Fig. 5. (a) Cycling performance and Coulombic efficiency of LiFePO4|LLZTO|Li full cell; (b) Charge-discharge curves corresponding to the 1st, 50th, and 100th cycles at 0.1C.

The practical performance of this solid-state electrolyte was evaluated by assembling a full cell with LiFePO4 (LFP) cathode and lithium cathode.The LFP|LLZTO-150|Li (Fig. 5a-b) full cell had an initial discharge capacity of 158.9 mAh g-1 and an initial Coulombic efficiency (CE) of 99.9%, but the capacity decayed severely in subsequent cycles.The LFP|LLZTO- 300|Li has an initial discharge capacity of 157.9 mAh g-1 with an initial CE of 96.3%, and after 150 cycles, the reversible capacity is maintained at 143.8 mAh g-1, with a capacity retention rate of 91.1%.The LFP|LLZTO-600|Li has an initial discharge capacity of 157.9 mAh g^-1, with a capacity retention rate after 150 cycles of 94.8%, the best full cell performance.
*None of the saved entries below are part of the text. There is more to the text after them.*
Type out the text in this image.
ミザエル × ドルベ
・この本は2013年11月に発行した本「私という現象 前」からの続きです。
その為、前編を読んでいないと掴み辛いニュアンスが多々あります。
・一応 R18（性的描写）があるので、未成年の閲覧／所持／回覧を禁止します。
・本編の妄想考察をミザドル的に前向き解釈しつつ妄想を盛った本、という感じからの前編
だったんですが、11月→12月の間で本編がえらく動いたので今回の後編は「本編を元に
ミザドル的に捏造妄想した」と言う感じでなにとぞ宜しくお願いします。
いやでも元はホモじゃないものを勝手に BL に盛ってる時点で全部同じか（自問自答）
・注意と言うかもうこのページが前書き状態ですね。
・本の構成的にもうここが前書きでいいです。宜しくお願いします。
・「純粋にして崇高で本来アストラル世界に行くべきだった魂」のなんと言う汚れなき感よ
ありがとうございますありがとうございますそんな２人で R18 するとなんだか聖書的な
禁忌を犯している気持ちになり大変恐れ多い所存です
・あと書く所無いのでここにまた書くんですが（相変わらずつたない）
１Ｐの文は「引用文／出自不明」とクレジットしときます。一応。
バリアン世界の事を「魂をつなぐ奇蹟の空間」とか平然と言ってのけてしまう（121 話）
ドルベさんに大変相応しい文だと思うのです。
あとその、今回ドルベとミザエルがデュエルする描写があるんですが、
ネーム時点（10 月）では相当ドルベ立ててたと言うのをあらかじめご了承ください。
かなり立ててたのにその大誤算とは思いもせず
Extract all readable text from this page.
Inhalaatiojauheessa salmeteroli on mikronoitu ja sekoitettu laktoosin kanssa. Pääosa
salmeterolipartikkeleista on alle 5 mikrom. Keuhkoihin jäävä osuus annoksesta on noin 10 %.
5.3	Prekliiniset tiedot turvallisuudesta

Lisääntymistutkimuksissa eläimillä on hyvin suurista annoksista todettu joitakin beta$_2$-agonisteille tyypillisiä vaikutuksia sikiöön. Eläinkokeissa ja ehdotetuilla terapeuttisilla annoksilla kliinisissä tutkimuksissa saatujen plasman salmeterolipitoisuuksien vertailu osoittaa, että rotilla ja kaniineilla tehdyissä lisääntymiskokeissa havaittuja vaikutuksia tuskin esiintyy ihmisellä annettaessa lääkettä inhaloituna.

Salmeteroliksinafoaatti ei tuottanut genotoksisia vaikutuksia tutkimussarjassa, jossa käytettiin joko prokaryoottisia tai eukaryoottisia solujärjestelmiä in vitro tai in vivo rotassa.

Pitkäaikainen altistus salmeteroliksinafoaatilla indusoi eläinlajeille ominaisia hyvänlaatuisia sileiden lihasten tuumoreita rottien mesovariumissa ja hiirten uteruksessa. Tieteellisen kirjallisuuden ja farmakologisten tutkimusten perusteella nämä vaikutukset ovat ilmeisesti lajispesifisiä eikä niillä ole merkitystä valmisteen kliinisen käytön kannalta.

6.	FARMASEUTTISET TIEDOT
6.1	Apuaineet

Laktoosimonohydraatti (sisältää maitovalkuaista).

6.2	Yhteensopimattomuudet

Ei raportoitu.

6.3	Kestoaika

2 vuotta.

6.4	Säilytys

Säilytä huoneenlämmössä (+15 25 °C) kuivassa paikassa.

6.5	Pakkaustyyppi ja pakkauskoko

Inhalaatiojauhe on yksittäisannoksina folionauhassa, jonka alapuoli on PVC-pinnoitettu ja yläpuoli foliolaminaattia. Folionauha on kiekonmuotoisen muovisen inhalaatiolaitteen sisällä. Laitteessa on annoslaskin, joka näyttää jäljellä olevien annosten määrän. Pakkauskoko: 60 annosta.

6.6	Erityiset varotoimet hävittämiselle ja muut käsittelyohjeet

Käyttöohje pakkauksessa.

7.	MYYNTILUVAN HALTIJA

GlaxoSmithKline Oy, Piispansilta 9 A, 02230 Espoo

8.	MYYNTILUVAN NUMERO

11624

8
This is due to the high ionic conductivity that facilitates stable lithium ion transport inside the cell and the dense structure that facilitates the stability of the anode/electrolyte/anode interface. At the 50th lap (Fig. 5c), the LFP|LLZTO-150|Li cell exhibits the maximum overpotential, in addition to the sharp voltage fluctuation at the 100th lap (Fig. 5d).The stable cycling and minimum polarization of the LFP|LLZTO-600|Li verifies the feasibility of improving the performance of solid-state lithium battery by adjusting the compactionpressure.

4. Summary and Outlook

In this work, LLZTO solid electrolytes with different densities and properties and their solid-state lithium battery were prepared by adjusting the densification under pressure before high-temperature sintering.The LLZTO-50 sample has a loose structure, while the LLZTO-600 sample has the highest densification (94%) and the highest ionic conductivity (6.36×10^-4 S cm^-1). Meanwhile, the Li|LLZTO-600|Li symmetric cell showed the best cycling performance, which could be stabilized for 1500 cycles without short-circuiting.The reversible capacity of the LFP|LLZTO-600|Li full cell was 158.4 mAh g^-1, and the capacity retention after 150 cycles was as high as 94.8%. This work demonstrates that densification pressure can modulate the component and structural stability of solid-state electrolytes to improve the electrochemical performance of their solid-state lithium battery.